Water was brought; her head was raised and bound up; and in a short time Mrs. Catherine gave vent to a copious fit of tears, which relieved her somewhat. These did not affect Hayes much--they rather pleased him, for he saw he had got the better; and although Cat fiercely turned upon him when he made some small attempt towards reconciliation, he did not heed her anger, but smiled and winked in a self-satisfied way at Wood. The coward was quite proud of his victory; and finding Catherine asleep, or apparently so, when he followed her to bed, speedily gave himself up to slumber too, and had some pleasant dreams to his portion.
Mr. Wood also went sniggering and happy upstairs to his chamber.
The quarrel had been a real treat to him; it excited the old man--tickled him into good-humour; and he promised himself a rare continuation of the fun when Tom should be made acquainted with the circumstances of the dispute. As for his Excellency the Count, the ride from Marylebone Gardens, and a tender squeeze of the hand, which Catherine permitted to him on parting, had so inflamed the passions of the nobleman, that, after sleeping for nine hours, and taking his chocolate as usual the next morning, he actually delayed to read the newspaper, and kept waiting a toy-shop lady from Cornhill (with the sweetest bargain of Mechlin lace), in order to discourse to his chaplain on the charms of Mrs. Hayes.
She, poor thing, never closed her lids, except when she would have had Mr. Hayes imagine that she slumbered; but lay beside him, tossing and tumbling, with hot eyes wide open and heart thumping, and pulse of a hundred and ten, and heard the heavy hours tolling;and at last the day came peering, haggard, through the window-curtains, and found her still wakeful and wretched.
Mrs. Hayes had never been, as we have seen, especially fond of her lord; but now, as the day made visible to her the sleeping figure and countenance of that gentleman, she looked at him with a contempt and loathing such as she had never felt even in all the years of her wedded life. Mr. Hayes was snoring profoundly: by his bedside, on his ledger, stood a large greasy tin candlestick, containing a lank tallow-candle, turned down in the shaft; and in the lower part, his keys, purse, and tobacco-pipe; his feet were huddled up in his greasy threadbare clothes; his head and half his sallow face muffled up in a red woollen nightcap; his beard was of several days' growth;his mouth was wide open, and he was snoring profoundly: on a more despicable little creature the sun never shone. And to this sordid wretch was Catherine united for ever. What a pretty rascal history might be read in yonder greasy day-book, which never left the miser!--he never read in any other. Of what a treasure were yonder keys and purse the keepers! not a shilling they guarded but was picked from the pocket of necessity, plundered from needy wantonness, or pitilessly squeezed from starvation. "A fool, a miser, and a coward!
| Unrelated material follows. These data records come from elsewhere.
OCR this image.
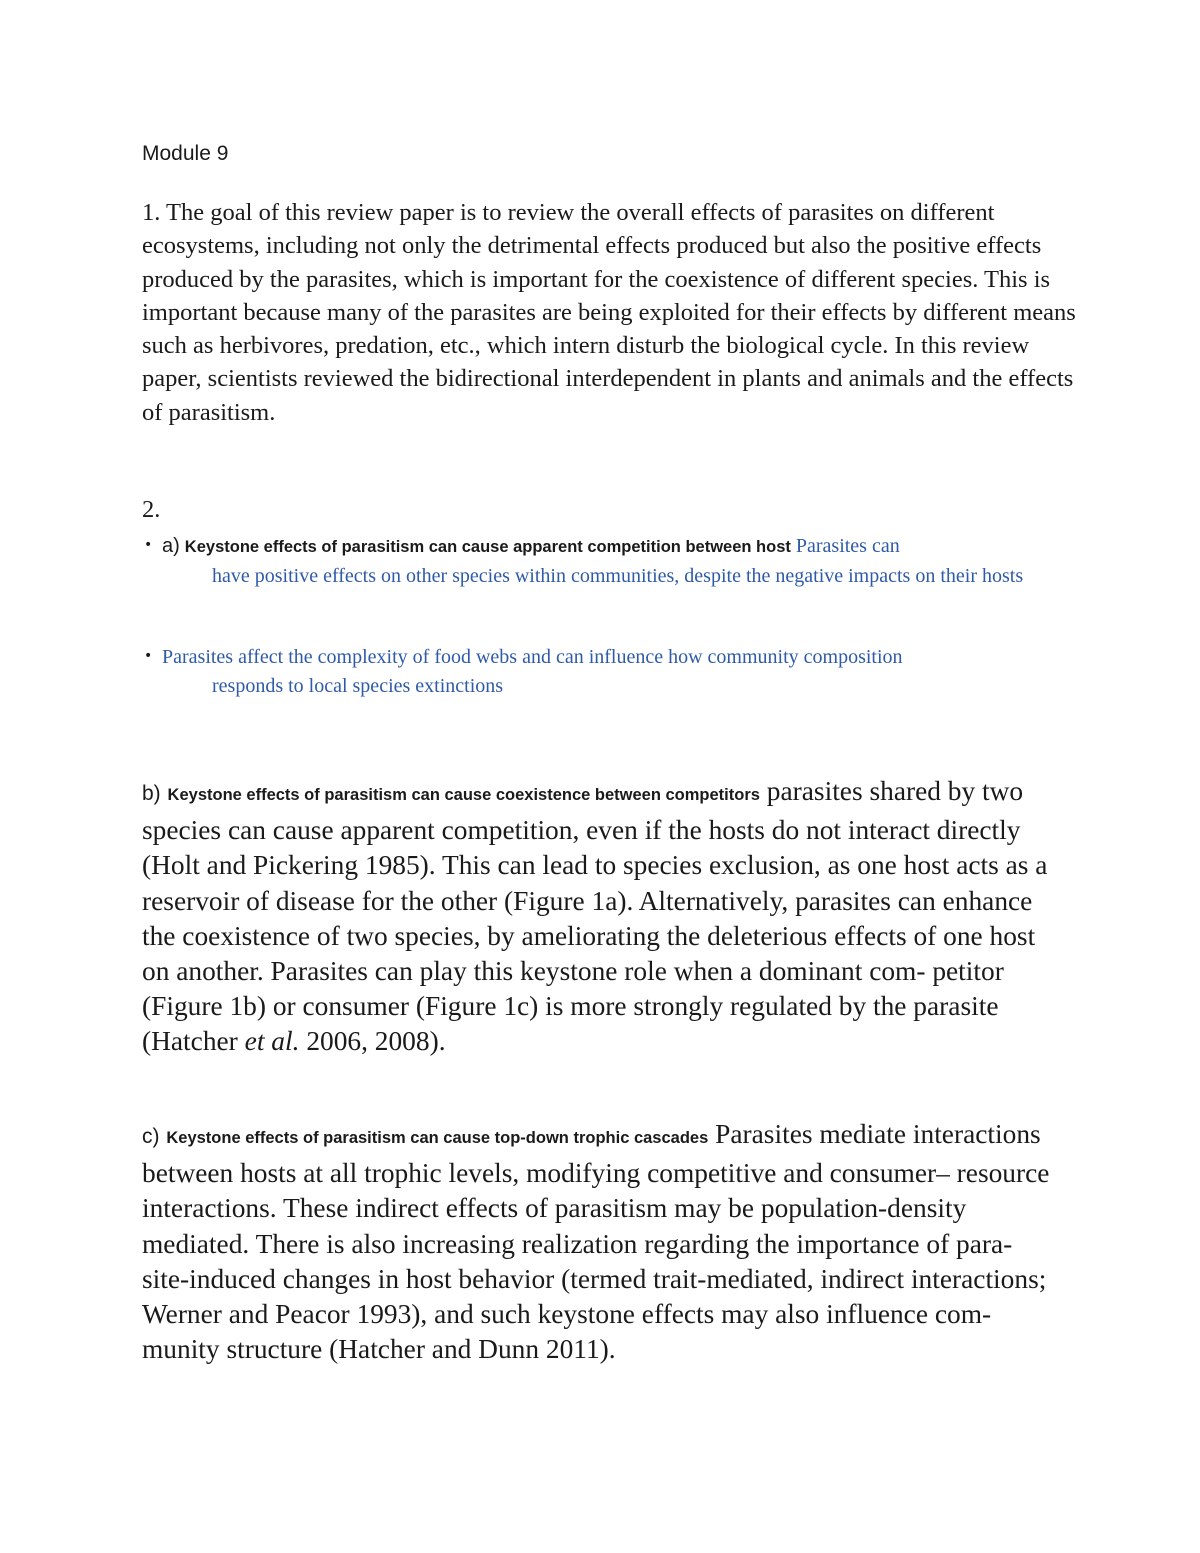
Module 9

1. The goal of this review paper is to review the overall effects of parasites on different ecosystems, including not only the detrimental effects produced but also the positive effects produced by the parasites, which is important for the coexistence of different species. This is important because many of the parasites are being exploited for their effects by different means such as herbivores, predation, etc., which intern disturb the biological cycle. In this review paper, scientists reviewed the bidirectional interdependent in plants and animals and the effects of parasitism.

2.

• a) Keystone effects of parasitism can cause apparent competition between host Parasites can
have positive effects on other species within communities, despite the negative impacts on their hosts
• Parasites affect the complexity of food webs and can influence how community composition
responds to local species extinctions

b) Keystone effects of parasitism can cause coexistence between competitors parasites shared by two species can cause apparent competition, even if the hosts do not interact directly (Holt and Pickering 1985). This can lead to species exclusion, as one host acts as a reservoir of disease for the other (Figure 1a). Alternatively, parasites can enhance the coexistence of two species, by ameliorating the deleterious effects of one host on another. Parasites can play this keystone role when a dominant com- petitor (Figure 1b) or consumer (Figure 1c) is more strongly regulated by the parasite (Hatcher et al. 2006, 2008).

c) Keystone effects of parasitism can cause top-down trophic cascades Parasites mediate interactions between hosts at all trophic levels, modifying competitive and consumer– resource interactions. These indirect effects of parasitism may be population-density mediated. There is also increasing realization regarding the importance of para- site-induced changes in host behavior (termed trait-mediated, indirect interactions; Werner and Peacor 1993), and such keystone effects may also influence com- munity structure (Hatcher and Dunn 2011).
Why was I bound to this wretch?" thought Catherine: "I, who am high-spirited and beautiful (did not HE tell me so?); I who, born a beggar, have raised myself to competence, and might have mounted--who knows whither?--if cursed Fortune had not baulked me!"As Mrs. Cat did not utter these sentiments, but only thought them, we have a right to clothe her thoughts in the genteelest possible language; and, to the best of our power, have done so. If the reader examines Mrs. Hayes's train of reasoning, he will not, we should think, fail to perceive how ingeniously she managed to fix all the wrong upon her husband, and yet to twist out some consolatory arguments for her own vanity. This perverse argumentation we have all of us, no doubt, employed in our time.